Astonishing X-Men #1
Writer: Joss Whedon
Artist: John Cassaday
If the goal of Marvel's bringing in Joss Whedon to write an X-Men series was to recapture lost readers, they accomplished it with this one anyway. I hadn't been to a comic shop in well over 4 months at least, and except for the first Grant Morrison X-Men issue, I haven't been a follower of the titles since the very early 1990s.
Yet I really love Joss's TV shows like Buffy The Vampire Slayer, and Firefly, and just out of sheer curiosity had to at least see what his take on these very old characters would be like. So I ventured into the shop and nabbed a copy.
Now comes the real test though, after the name and PR have got me in.
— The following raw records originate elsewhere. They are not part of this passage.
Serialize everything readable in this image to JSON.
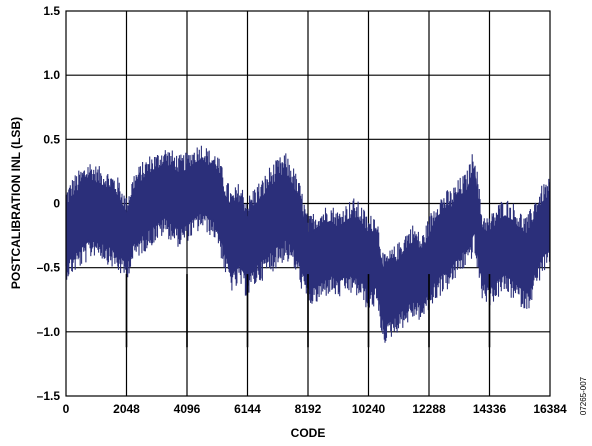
{
  "chart_data": {
    "type": "area",
    "title": "",
    "xlabel": "CODE",
    "ylabel": "POSTCALIBRATION INL (LSB)",
    "xlim": [
      0,
      16384
    ],
    "ylim": [
      -1.5,
      1.5
    ],
    "x_ticks": [
      0,
      2048,
      4096,
      6144,
      8192,
      10240,
      12288,
      14336,
      16384
    ],
    "x_tick_labels": [
      "0",
      "2048",
      "4096",
      "6144",
      "8192",
      "10240",
      "12288",
      "14336",
      "16384"
    ],
    "y_ticks": [
      -1.5,
      -1.0,
      -0.5,
      0,
      0.5,
      1.0,
      1.5
    ],
    "y_tick_labels": [
      "–1.5",
      "–1.0",
      "–0.5",
      "0",
      "0.5",
      "1.0",
      "1.5"
    ],
    "grid": true,
    "series_color": "#2b2f7a",
    "series": [
      {
        "x": [
          0,
          256,
          512,
          768,
          1024,
          1280,
          1536,
          1792,
          2048,
          2304,
          2560,
          2816,
          3072,
          3328,
          3584,
          3840,
          4096,
          4352,
          4608,
          4864,
          5120,
          5376,
          5632,
          5888,
          6144,
          6400,
          6656,
          6912,
          7168,
          7424,
          7680,
          7936,
          8192,
          8448,
          8704,
          8960,
          9216,
          9472,
          9728,
          9984,
          10240,
          10496,
          10752,
          11008,
          11264,
          11520,
          11776,
          12032,
          12288,
          12544,
          12800,
          13056,
          13312,
          13568,
          13824,
          14080,
          14336,
          14592,
          14848,
          15104,
          15360,
          15616,
          15872,
          16128,
          16384
        ],
        "upper": [
          0.12,
          0.22,
          0.28,
          0.35,
          0.3,
          0.28,
          0.25,
          0.2,
          0.05,
          0.25,
          0.32,
          0.38,
          0.4,
          0.45,
          0.42,
          0.38,
          0.4,
          0.45,
          0.48,
          0.42,
          0.4,
          0.22,
          0.1,
          0.18,
          0.05,
          0.15,
          0.2,
          0.3,
          0.35,
          0.4,
          0.3,
          0.15,
          -0.1,
          -0.05,
          -0.02,
          0.0,
          -0.05,
          0.0,
          0.05,
          0.0,
          -0.1,
          -0.05,
          -0.4,
          -0.35,
          -0.3,
          -0.2,
          -0.15,
          -0.25,
          -0.1,
          0.05,
          0.1,
          0.12,
          0.2,
          0.25,
          0.45,
          -0.05,
          -0.1,
          0.0,
          0.05,
          0.02,
          -0.05,
          -0.1,
          0.05,
          0.15,
          0.2
        ],
        "lower": [
          -0.6,
          -0.55,
          -0.5,
          -0.45,
          -0.4,
          -0.45,
          -0.5,
          -0.55,
          -0.6,
          -0.45,
          -0.4,
          -0.35,
          -0.3,
          -0.25,
          -0.3,
          -0.35,
          -0.3,
          -0.25,
          -0.2,
          -0.25,
          -0.3,
          -0.55,
          -0.7,
          -0.65,
          -0.75,
          -0.65,
          -0.6,
          -0.55,
          -0.5,
          -0.45,
          -0.5,
          -0.65,
          -0.8,
          -0.8,
          -0.75,
          -0.7,
          -0.75,
          -0.7,
          -0.72,
          -0.75,
          -0.85,
          -0.8,
          -1.1,
          -1.05,
          -1.0,
          -0.95,
          -0.9,
          -0.92,
          -0.85,
          -0.75,
          -0.7,
          -0.65,
          -0.55,
          -0.5,
          -0.4,
          -0.75,
          -0.8,
          -0.75,
          -0.7,
          -0.75,
          -0.8,
          -0.85,
          -0.7,
          -0.55,
          -0.5
        ]
      }
    ]
  },
  "figure_id": "07265-007"
}
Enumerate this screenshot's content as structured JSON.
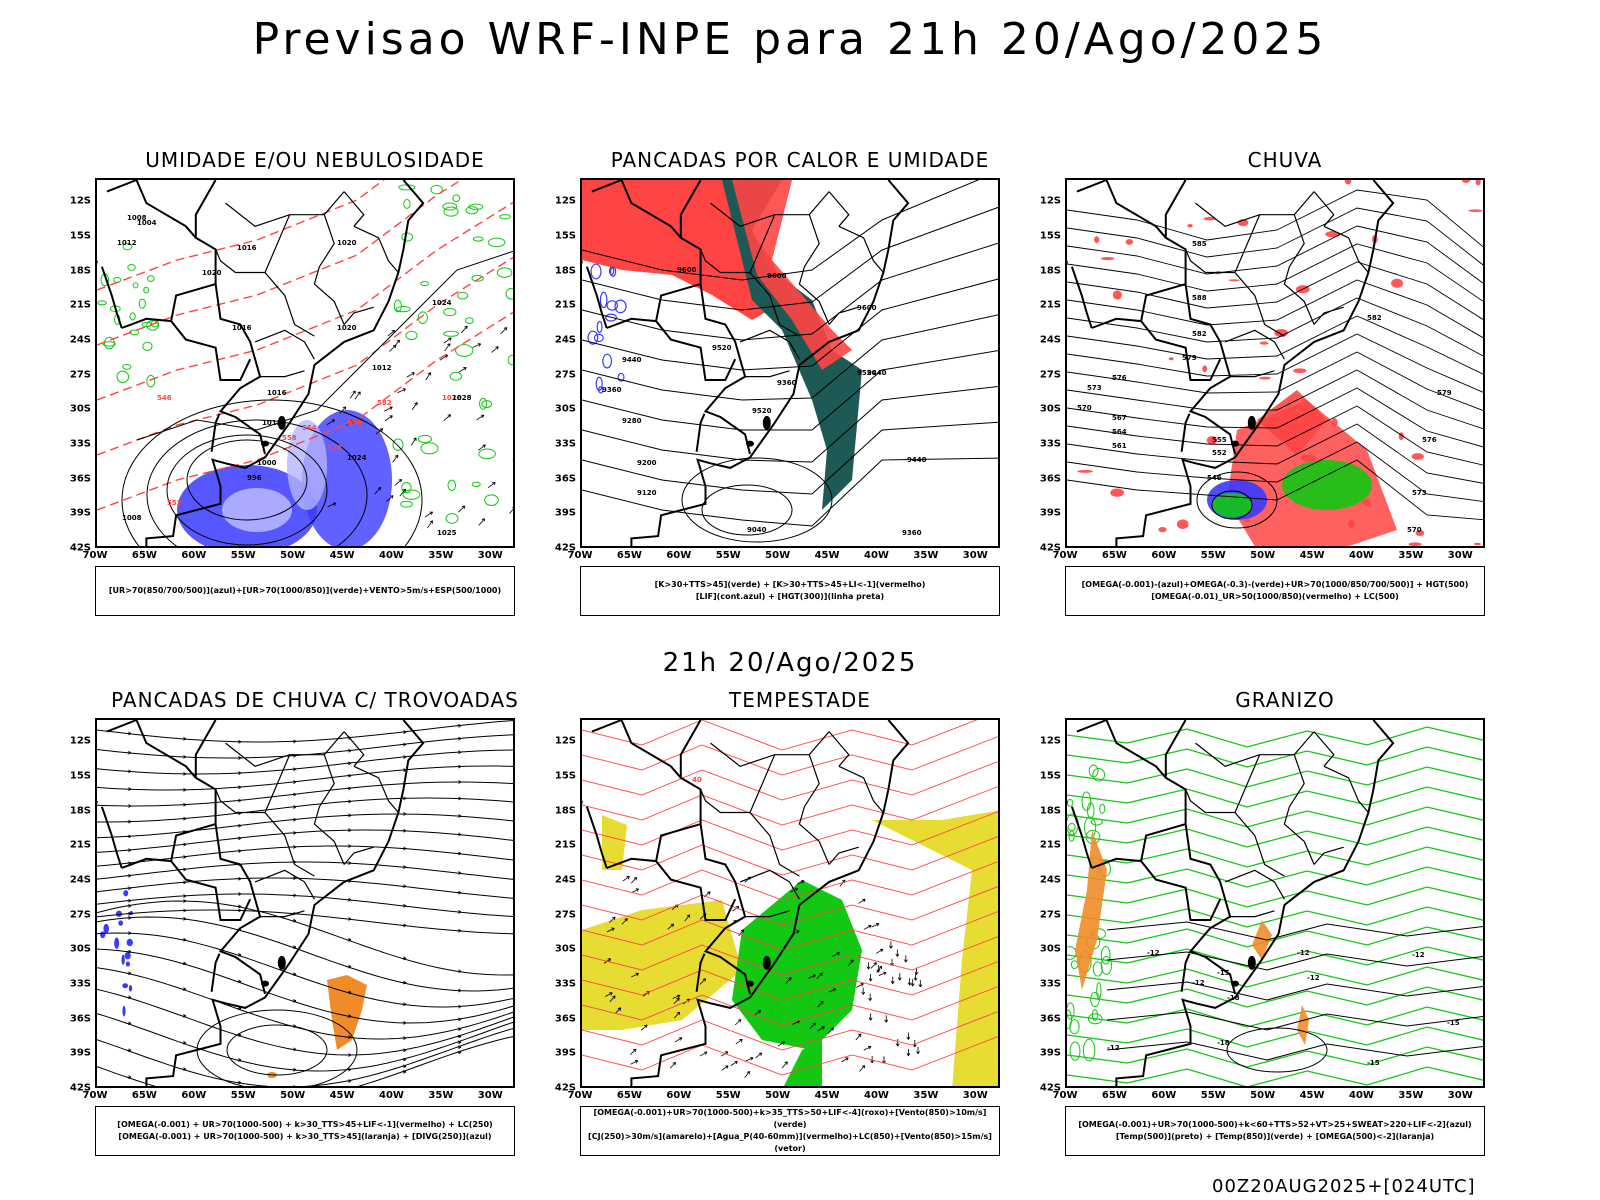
{
  "header": {
    "title": "Previsao WRF-INPE  para 21h 20/Ago/2025"
  },
  "mid_title": "21h 20/Ago/2025",
  "footer_stamp": "00Z20AUG2025+[024UTC]",
  "axes": {
    "lat_labels": [
      "12S",
      "15S",
      "18S",
      "21S",
      "24S",
      "27S",
      "30S",
      "33S",
      "36S",
      "39S",
      "42S"
    ],
    "lon_labels": [
      "70W",
      "65W",
      "60W",
      "55W",
      "50W",
      "45W",
      "40W",
      "35W",
      "30W"
    ]
  },
  "colors": {
    "red": "#ff4444",
    "blue": "#3a3aff",
    "green": "#12c812",
    "orange": "#f08c28",
    "yellow": "#e6dc32",
    "teal": "#1e5a55",
    "lightblue": "#b4b4ff"
  },
  "panels": [
    {
      "id": "umidade",
      "title": "UMIDADE E/OU NEBULOSIDADE",
      "legend": [
        "[UR>70(850/700/500)](azul)+[UR>70(1000/850)](verde)+VENTO>5m/s+ESP(500/1000)"
      ],
      "contour_labels": [
        "1008",
        "1012",
        "1016",
        "1020",
        "1020",
        "1024",
        "1016",
        "1020",
        "1012",
        "1012",
        "1000",
        "996",
        "1008",
        "1025",
        "1028",
        "582",
        "576",
        "570",
        "564",
        "558",
        "552",
        "546",
        "1004",
        "1016",
        "1024",
        "1028"
      ]
    },
    {
      "id": "pancadas-calor",
      "title": "PANCADAS POR CALOR E UMIDADE",
      "legend": [
        "[K>30+TTS>45](verde) + [K>30+TTS>45+LI<-1](vermelho)",
        "[LIF](cont.azul) + [HGT(300)](linha preta)"
      ],
      "contour_labels": [
        "9600",
        "9520",
        "9440",
        "9360",
        "9280",
        "9200",
        "9120",
        "9040",
        "9600",
        "9600",
        "9520",
        "9440",
        "9360",
        "9520",
        "9440",
        "9360"
      ]
    },
    {
      "id": "chuva",
      "title": "CHUVA",
      "legend": [
        "[OMEGA(-0.001)-(azul)+OMEGA(-0.3)-(verde)+UR>70(1000/850/700/500)] + HGT(500)",
        "[OMEGA(-0.01)_UR>50(1000/850)(vermelho) + LC(500)"
      ],
      "contour_labels": [
        "585",
        "588",
        "582",
        "579",
        "573",
        "570",
        "567",
        "564",
        "561",
        "555",
        "552",
        "546",
        "576",
        "579",
        "576",
        "573",
        "570",
        "582"
      ]
    },
    {
      "id": "pancadas-trovoadas",
      "title": "PANCADAS DE CHUVA C/ TROVOADAS",
      "legend": [
        "[OMEGA(-0.001) + UR>70(1000-500) + k>30_TTS>45+LIF<-1](vermelho) + LC(250)",
        "[OMEGA(-0.001) + UR>70(1000-500) + k>30_TTS>45](laranja) + [DIVG(250)](azul)"
      ],
      "contour_labels": []
    },
    {
      "id": "tempestade",
      "title": "TEMPESTADE",
      "legend": [
        "[OMEGA(-0.001)+UR>70(1000-500)+k>35_TTS>50+LIF<-4](roxo)+[Vento(850)>10m/s](verde)",
        "[CJ(250)>30m/s](amarelo)+[Agua_P(40-60mm)](vermelho)+LC(850)+[Vento(850)>15m/s](vetor)"
      ],
      "contour_labels": [
        "40"
      ]
    },
    {
      "id": "granizo",
      "title": "GRANIZO",
      "legend": [
        "[OMEGA(-0.001)+UR>70(1000-500)+k<60+TTS>52+VT>25+SWEAT>220+LIF<-2](azul)",
        "[Temp(500)](preto) + [Temp(850)](verde) + [OMEGA(500)<-2](laranja)"
      ],
      "contour_labels": [
        "-12",
        "-12",
        "-12",
        "-15",
        "-15",
        "-18",
        "-18",
        "-12",
        "-15",
        "-12",
        "-12"
      ]
    }
  ]
}
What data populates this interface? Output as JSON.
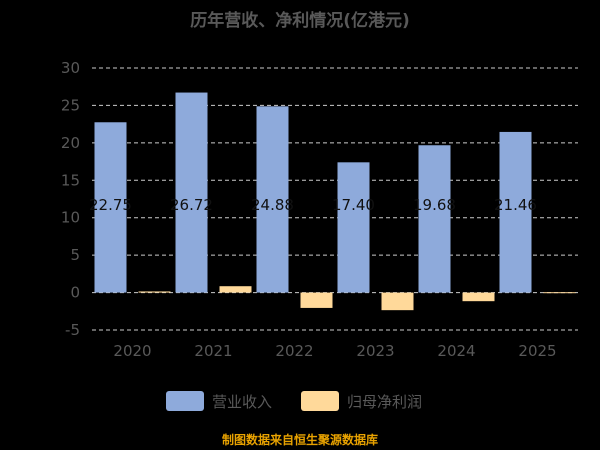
{
  "colors": {
    "revenue": "#8eaadb",
    "profit": "#ffd99a",
    "grid": "#cccccc",
    "axis": "#595959",
    "source": "#e8a200"
  },
  "chart_data": {
    "type": "bar",
    "title": "历年营收、净利情况(亿港元)",
    "categories": [
      "2020",
      "2021",
      "2022",
      "2023",
      "2024",
      "2025"
    ],
    "series": [
      {
        "name": "营业收入",
        "values": [
          22.75,
          26.72,
          24.88,
          17.4,
          19.68,
          21.46
        ]
      },
      {
        "name": "归母净利润",
        "values": [
          0.15,
          0.85,
          -2.05,
          -2.35,
          -1.15,
          0.05
        ]
      }
    ],
    "data_labels": [
      "22.75",
      "26.72",
      "24.88",
      "17.40",
      "19.68",
      "21.46"
    ],
    "yticks": [
      30,
      25,
      20,
      15,
      10,
      5,
      0,
      -5
    ],
    "ylim": [
      -5,
      30
    ],
    "grid": true,
    "legend_position": "bottom"
  },
  "footer": {
    "source": "制图数据来自恒生聚源数据库"
  }
}
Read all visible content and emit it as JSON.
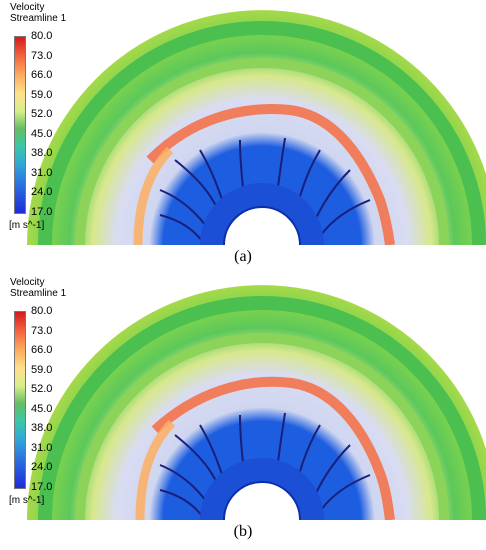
{
  "panels": [
    {
      "legend_title": "Velocity",
      "legend_subtitle": "Streamline 1",
      "ticks": [
        "80.0",
        "73.0",
        "66.0",
        "59.0",
        "52.0",
        "45.0",
        "38.0",
        "31.0",
        "24.0",
        "17.0"
      ],
      "units": "[m s^-1]",
      "caption": "(a)"
    },
    {
      "legend_title": "Velocity",
      "legend_subtitle": "Streamline 1",
      "ticks": [
        "80.0",
        "73.0",
        "66.0",
        "59.0",
        "52.0",
        "45.0",
        "38.0",
        "31.0",
        "24.0",
        "17.0"
      ],
      "units": "[m s^-1]",
      "caption": "(b)"
    }
  ],
  "colors": {
    "high": "#d7191c",
    "mid": "#66bd63",
    "low": "#1f2bd8",
    "streamline": "#1a1f7a",
    "hub": "#1b4fd6"
  }
}
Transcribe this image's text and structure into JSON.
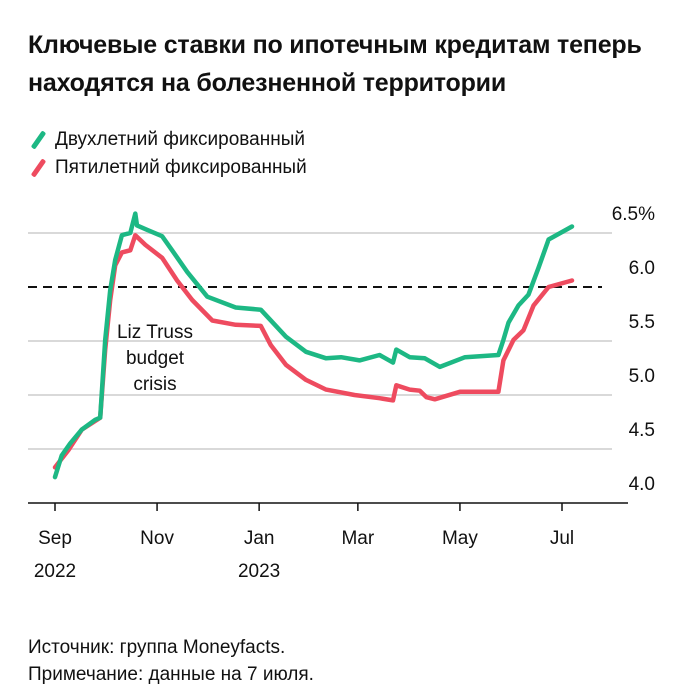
{
  "title": "Ключевые ставки по ипотечным кредитам теперь находятся на болезненной территории",
  "colors": {
    "two_year": "#1db884",
    "five_year": "#ee4b5f",
    "grid": "#d9d9d9",
    "reference": "#111111"
  },
  "footer": {
    "source": "Источник: группа Moneyfacts.",
    "note": "Примечание: данные на 7 июля."
  },
  "chart_data": {
    "type": "line",
    "title": "Ключевые ставки по ипотечным кредитам теперь находятся на болезненной территории",
    "legend_placement": "top-left",
    "grid": true,
    "ylim": [
      4.0,
      6.5
    ],
    "y_ticks": [
      "6.5%",
      "6.0",
      "5.5",
      "5.0",
      "4.5",
      "4.0"
    ],
    "y_tick_values": [
      6.5,
      6.0,
      5.5,
      5.0,
      4.5,
      4.0
    ],
    "x_ticks": [
      {
        "date": "2022-09-01",
        "label": "Sep",
        "sublabel": "2022"
      },
      {
        "date": "2022-11-01",
        "label": "Nov",
        "sublabel": ""
      },
      {
        "date": "2023-01-01",
        "label": "Jan",
        "sublabel": "2023"
      },
      {
        "date": "2023-03-01",
        "label": "Mar",
        "sublabel": ""
      },
      {
        "date": "2023-05-01",
        "label": "May",
        "sublabel": ""
      },
      {
        "date": "2023-07-01",
        "label": "Jul",
        "sublabel": ""
      }
    ],
    "reference_line": {
      "value": 6.0,
      "style": "dashed"
    },
    "annotation": {
      "lines": [
        "Liz Truss",
        "budget",
        "crisis"
      ],
      "date": "2022-10-23",
      "value": 5.3
    },
    "series": [
      {
        "name": "Двухлетний фиксированный",
        "color": "#1db884",
        "points": [
          [
            "2022-09-01",
            4.24
          ],
          [
            "2022-09-05",
            4.44
          ],
          [
            "2022-09-10",
            4.55
          ],
          [
            "2022-09-17",
            4.68
          ],
          [
            "2022-09-25",
            4.77
          ],
          [
            "2022-09-28",
            4.79
          ],
          [
            "2022-10-01",
            5.51
          ],
          [
            "2022-10-04",
            5.97
          ],
          [
            "2022-10-07",
            6.25
          ],
          [
            "2022-10-11",
            6.48
          ],
          [
            "2022-10-16",
            6.5
          ],
          [
            "2022-10-19",
            6.68
          ],
          [
            "2022-10-20",
            6.57
          ],
          [
            "2022-10-26",
            6.53
          ],
          [
            "2022-11-04",
            6.47
          ],
          [
            "2022-11-10",
            6.34
          ],
          [
            "2022-11-19",
            6.14
          ],
          [
            "2022-12-01",
            5.91
          ],
          [
            "2022-12-18",
            5.81
          ],
          [
            "2023-01-02",
            5.79
          ],
          [
            "2023-01-17",
            5.54
          ],
          [
            "2023-01-29",
            5.4
          ],
          [
            "2023-02-10",
            5.34
          ],
          [
            "2023-02-19",
            5.35
          ],
          [
            "2023-03-02",
            5.32
          ],
          [
            "2023-03-14",
            5.37
          ],
          [
            "2023-03-22",
            5.3
          ],
          [
            "2023-03-24",
            5.42
          ],
          [
            "2023-04-01",
            5.35
          ],
          [
            "2023-04-10",
            5.34
          ],
          [
            "2023-04-19",
            5.26
          ],
          [
            "2023-05-04",
            5.35
          ],
          [
            "2023-05-24",
            5.37
          ],
          [
            "2023-05-27",
            5.51
          ],
          [
            "2023-05-30",
            5.67
          ],
          [
            "2023-06-05",
            5.83
          ],
          [
            "2023-06-11",
            5.93
          ],
          [
            "2023-06-17",
            6.18
          ],
          [
            "2023-06-23",
            6.44
          ],
          [
            "2023-07-07",
            6.56
          ]
        ]
      },
      {
        "name": "Пятилетний фиксированный",
        "color": "#ee4b5f",
        "points": [
          [
            "2022-09-01",
            4.33
          ],
          [
            "2022-09-09",
            4.49
          ],
          [
            "2022-09-17",
            4.68
          ],
          [
            "2022-09-28",
            4.79
          ],
          [
            "2022-10-01",
            5.42
          ],
          [
            "2022-10-04",
            5.88
          ],
          [
            "2022-10-07",
            6.2
          ],
          [
            "2022-10-11",
            6.32
          ],
          [
            "2022-10-16",
            6.34
          ],
          [
            "2022-10-19",
            6.48
          ],
          [
            "2022-10-25",
            6.39
          ],
          [
            "2022-11-04",
            6.27
          ],
          [
            "2022-11-13",
            6.06
          ],
          [
            "2022-11-22",
            5.88
          ],
          [
            "2022-12-04",
            5.69
          ],
          [
            "2022-12-18",
            5.65
          ],
          [
            "2023-01-02",
            5.64
          ],
          [
            "2023-01-08",
            5.46
          ],
          [
            "2023-01-17",
            5.28
          ],
          [
            "2023-01-29",
            5.14
          ],
          [
            "2023-02-10",
            5.05
          ],
          [
            "2023-02-27",
            5.0
          ],
          [
            "2023-03-14",
            4.97
          ],
          [
            "2023-03-22",
            4.95
          ],
          [
            "2023-03-24",
            5.09
          ],
          [
            "2023-04-01",
            5.05
          ],
          [
            "2023-04-07",
            5.04
          ],
          [
            "2023-04-11",
            4.98
          ],
          [
            "2023-04-16",
            4.96
          ],
          [
            "2023-05-01",
            5.03
          ],
          [
            "2023-05-24",
            5.03
          ],
          [
            "2023-05-27",
            5.32
          ],
          [
            "2023-06-02",
            5.51
          ],
          [
            "2023-06-08",
            5.6
          ],
          [
            "2023-06-14",
            5.83
          ],
          [
            "2023-06-23",
            6.0
          ],
          [
            "2023-07-07",
            6.06
          ]
        ]
      }
    ]
  }
}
Will the product be good enough to make me want to stay?
So far so good. After a kind of icky and hard to follow two page prologue that seems to be setting up the next big threat, we get to the X-Mansion where things are really hopping.
Kitty Pride makes for a great returning reader point of view character, as she too returns to the mansion after years of absence. She's grown and changed, a lot apparently since I last saw her as a teen, just as I have grown and changed a lot since the last time I was an X-Men reader.
She remarks on how somethings at the mansion never change. Which gave me as a returning reader a sense of comfort in knowing that though I may not have been around for a while. There were some familiar things that I could hold on to, and not feel lost about.
Yet as Kitty learns, there have been some changes, which is also refreshing because as a returning reader I want the familiar to a degree. Yet I also don't want to feel like I'm just reading a rehash of someone else's story.
Cyclops and Emma Frost dating is a strange pairing, I'm sure previous writers established it before I returned yet Joss setup all I needed to know in a few pages. I did keep waiting to see why Beast looks like a huge cat now, but I think I may have heard something about that a while back so it isn't anything new either.
I'm not entirely sure what to make of the big deal the team made out of changing costumes back to the original look, rather than the movie version tight leather. It seemed a bit more like author decree rather than story reason, yet if that's what it takes to make Joss have fun then that's fine.
One of the more refreshing things about the book, was a real playful spirit. In this day of gloom and doom comics, it was nice to see a comic that can maintain the balance of telling a serious story with the right mixture of humor to keep things from getting too glum.
There is a bit too much a sense of setup in this issue though. Which is to be expected I suppose with a new series, and the expectations of readers (like myself) who need to be caught back up on things. And I did really enjoy the character bits sprinkled through out.
Yet I got very little sense of what the direction of the series will be, I like characterization and know that is Joss's strong suit. Yet there will hopefully be a very compelling enemy for me to root for our heroes against.
Art wise, Cassaday's figure work is pretty and his big action panels work very well. Yet there isn't a really good flow from panel to panel, and seems more like collections of various scenes stuck together. Which made me have to use my imagination a little more, to follow what happened inbetween the panels.
Still I'm pretty happy, and will check out the second issue of the run in the same fashion as I did this. Which given that I haven't followed any monthly pamphlet comic on a regular basis in over a year, is a win for Marvel's gambit of bringing in such a big name.